The purpose of the present study was to determine the importance of noradrenergic neurons terminating in the ventromedial nucleus (VMN) and medial preoptic nucleus (MPN) of the hypothalamus for lordosis behavior in ovariectomized, estrogen/progesterone-treated female rats. Seven days following bilateral injections of the noradrenergic neurotoxin 5-amino-2,4-dihydroxy-alpha-methylphenylethylamine (5-ADMP) into the ventral noradrenergic bundle (VNAB), norepinephrine (NE) concentrations (ng/mg protein) were reduced to 30-35% of control in the VMN and MPN. 5-ADMP-induced lesions of the VNAB also reduced lordosis quotients in these animals, and this effect was reversed by intracerebral ventricular administration of the alpha 1-adrenergic receptor agonist phenylephrine. These results indicate that neurotoxin-induced disruption of noradrenergic neurons in the VNAB is associated with a deficit in sexual receptivity in female rats.

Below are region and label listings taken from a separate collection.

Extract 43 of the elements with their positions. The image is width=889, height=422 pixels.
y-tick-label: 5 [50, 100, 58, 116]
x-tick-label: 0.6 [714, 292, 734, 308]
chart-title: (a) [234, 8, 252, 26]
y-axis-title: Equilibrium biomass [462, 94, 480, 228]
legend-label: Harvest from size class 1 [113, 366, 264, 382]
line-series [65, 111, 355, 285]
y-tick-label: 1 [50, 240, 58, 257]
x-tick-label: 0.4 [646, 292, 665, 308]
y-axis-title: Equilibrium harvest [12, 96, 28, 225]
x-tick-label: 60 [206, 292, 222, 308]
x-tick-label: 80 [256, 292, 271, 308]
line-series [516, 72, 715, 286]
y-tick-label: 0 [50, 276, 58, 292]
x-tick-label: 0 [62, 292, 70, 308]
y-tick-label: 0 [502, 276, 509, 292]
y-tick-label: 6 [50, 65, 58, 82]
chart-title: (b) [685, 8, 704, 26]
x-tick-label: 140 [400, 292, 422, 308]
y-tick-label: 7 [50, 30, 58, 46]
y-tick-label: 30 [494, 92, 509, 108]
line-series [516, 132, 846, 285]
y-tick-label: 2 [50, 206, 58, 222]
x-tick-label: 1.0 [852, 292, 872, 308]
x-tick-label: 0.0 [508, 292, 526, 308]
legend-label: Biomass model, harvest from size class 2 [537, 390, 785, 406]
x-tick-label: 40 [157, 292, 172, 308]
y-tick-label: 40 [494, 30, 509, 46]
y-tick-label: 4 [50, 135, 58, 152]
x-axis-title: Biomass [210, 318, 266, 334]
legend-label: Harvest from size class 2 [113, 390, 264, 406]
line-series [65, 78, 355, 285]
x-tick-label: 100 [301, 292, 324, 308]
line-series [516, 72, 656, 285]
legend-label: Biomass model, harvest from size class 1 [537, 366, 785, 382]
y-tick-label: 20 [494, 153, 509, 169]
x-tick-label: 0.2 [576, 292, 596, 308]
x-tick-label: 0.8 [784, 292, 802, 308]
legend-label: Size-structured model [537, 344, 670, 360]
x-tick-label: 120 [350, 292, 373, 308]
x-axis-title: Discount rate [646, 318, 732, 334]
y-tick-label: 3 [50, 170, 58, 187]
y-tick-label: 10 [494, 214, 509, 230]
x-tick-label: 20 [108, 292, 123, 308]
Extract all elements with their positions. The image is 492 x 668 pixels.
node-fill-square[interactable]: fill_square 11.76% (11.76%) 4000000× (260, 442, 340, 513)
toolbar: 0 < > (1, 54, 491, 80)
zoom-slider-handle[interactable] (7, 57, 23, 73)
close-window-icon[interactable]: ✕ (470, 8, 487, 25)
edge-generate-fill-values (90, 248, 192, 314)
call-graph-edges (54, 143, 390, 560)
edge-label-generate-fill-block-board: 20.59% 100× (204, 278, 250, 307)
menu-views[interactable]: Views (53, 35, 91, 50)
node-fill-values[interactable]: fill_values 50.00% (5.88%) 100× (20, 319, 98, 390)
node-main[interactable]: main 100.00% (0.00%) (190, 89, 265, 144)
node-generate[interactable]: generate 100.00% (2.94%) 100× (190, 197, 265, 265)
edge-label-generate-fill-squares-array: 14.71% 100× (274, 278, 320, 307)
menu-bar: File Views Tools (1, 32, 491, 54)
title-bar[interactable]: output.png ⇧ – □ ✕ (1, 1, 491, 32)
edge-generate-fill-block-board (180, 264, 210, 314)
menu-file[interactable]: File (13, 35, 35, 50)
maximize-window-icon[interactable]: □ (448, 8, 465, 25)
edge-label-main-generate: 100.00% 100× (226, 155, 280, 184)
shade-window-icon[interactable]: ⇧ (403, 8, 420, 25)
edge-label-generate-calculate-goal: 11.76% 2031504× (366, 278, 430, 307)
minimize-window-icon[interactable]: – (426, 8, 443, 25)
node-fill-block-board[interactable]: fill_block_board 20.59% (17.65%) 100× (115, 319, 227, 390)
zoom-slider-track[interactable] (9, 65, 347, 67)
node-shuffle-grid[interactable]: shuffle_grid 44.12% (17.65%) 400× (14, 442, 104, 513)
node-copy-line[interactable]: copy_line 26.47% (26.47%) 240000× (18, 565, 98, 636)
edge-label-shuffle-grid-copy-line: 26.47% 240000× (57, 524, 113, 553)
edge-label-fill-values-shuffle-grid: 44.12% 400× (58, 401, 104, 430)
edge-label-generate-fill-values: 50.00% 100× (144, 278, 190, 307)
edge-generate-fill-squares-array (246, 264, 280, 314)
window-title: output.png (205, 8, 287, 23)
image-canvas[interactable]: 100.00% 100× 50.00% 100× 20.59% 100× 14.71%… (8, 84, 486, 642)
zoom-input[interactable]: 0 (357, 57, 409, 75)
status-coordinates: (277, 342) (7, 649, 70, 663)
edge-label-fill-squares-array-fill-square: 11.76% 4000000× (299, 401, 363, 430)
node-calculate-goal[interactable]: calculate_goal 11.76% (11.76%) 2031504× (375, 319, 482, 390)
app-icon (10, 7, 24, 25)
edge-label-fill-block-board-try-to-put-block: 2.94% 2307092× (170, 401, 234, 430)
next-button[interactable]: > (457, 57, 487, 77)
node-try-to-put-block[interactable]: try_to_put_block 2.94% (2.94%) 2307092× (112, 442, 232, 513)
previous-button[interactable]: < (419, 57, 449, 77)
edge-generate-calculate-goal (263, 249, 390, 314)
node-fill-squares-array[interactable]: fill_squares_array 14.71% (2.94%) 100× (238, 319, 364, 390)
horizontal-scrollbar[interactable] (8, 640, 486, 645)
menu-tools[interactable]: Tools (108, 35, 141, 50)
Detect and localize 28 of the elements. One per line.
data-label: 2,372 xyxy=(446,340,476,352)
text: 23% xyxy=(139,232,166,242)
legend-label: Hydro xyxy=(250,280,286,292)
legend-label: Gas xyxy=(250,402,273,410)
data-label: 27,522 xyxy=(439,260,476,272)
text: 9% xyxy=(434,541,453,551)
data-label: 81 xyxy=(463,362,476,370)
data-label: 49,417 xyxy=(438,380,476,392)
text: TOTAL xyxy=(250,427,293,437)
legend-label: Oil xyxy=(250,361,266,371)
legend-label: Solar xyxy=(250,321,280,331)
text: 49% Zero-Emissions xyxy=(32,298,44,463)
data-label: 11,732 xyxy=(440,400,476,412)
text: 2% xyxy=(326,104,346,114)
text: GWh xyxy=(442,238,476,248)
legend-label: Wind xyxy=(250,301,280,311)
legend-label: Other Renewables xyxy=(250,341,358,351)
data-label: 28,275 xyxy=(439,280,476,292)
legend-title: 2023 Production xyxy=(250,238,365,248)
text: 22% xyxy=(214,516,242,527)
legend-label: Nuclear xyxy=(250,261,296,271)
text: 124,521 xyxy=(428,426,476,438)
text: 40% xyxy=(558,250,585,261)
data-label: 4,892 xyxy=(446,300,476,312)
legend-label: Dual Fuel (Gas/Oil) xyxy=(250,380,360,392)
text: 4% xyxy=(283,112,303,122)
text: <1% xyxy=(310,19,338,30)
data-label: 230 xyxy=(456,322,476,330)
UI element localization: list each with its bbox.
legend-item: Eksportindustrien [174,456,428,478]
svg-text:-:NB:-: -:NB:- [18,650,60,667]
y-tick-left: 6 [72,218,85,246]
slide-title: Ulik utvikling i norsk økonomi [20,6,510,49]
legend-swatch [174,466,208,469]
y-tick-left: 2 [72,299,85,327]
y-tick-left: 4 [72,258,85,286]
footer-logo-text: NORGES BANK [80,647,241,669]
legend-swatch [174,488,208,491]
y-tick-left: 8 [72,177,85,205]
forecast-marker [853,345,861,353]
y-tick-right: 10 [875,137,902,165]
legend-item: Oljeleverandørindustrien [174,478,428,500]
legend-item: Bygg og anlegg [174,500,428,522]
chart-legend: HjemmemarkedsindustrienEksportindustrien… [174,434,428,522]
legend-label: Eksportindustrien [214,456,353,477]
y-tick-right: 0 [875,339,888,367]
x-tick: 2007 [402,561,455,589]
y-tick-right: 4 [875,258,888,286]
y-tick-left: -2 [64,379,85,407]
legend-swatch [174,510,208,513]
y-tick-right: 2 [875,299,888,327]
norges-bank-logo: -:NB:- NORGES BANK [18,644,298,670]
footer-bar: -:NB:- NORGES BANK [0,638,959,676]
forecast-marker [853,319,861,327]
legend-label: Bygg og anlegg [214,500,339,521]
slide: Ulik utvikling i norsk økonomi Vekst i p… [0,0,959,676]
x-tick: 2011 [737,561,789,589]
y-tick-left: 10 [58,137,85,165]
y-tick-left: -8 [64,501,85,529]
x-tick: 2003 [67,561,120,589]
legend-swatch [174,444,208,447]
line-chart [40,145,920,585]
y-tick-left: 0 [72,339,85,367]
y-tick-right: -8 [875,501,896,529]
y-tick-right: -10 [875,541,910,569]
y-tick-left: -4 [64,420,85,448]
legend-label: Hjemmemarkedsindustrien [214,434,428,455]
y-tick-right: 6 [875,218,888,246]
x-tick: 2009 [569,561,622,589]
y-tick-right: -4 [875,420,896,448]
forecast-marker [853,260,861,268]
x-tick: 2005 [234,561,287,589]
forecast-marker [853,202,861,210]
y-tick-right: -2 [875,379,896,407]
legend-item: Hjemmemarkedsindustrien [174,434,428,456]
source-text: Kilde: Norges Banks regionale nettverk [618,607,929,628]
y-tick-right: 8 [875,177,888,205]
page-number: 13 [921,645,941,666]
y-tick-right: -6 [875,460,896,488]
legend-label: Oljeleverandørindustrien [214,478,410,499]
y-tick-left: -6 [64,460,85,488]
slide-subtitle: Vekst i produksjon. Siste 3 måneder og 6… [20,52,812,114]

To determine if the reduction in sexual receptivity following 5-ADMP-induced lesions of the VNAB resulted from loss of noradrenergic neuronal projections specifically to the VMN or MPN, lordosis quotients were determined in ovariectomized, estrogen/progesterone-treated rats in which noradrenergic terminals in these hypothalamic nuclei were selectively lesioned. Injection of 5-ADMP directly into either the VMN or MPN reduced NE concentrations to 17% of control in these hypothalamic nuclei, but failed to alter lordosis. Furthermore, injection of phenylephrine into either the VMN or MPN of VNAB-lesioned rats failed to reinstate lordosis to the levels comparable to sham-lesioned controls. Taken together, these results indicate that noradrenergic neurons terminating in either the VMN or MPN are not essential for gonadal steroid induction of sexual receptivity in ovariectomized female rats.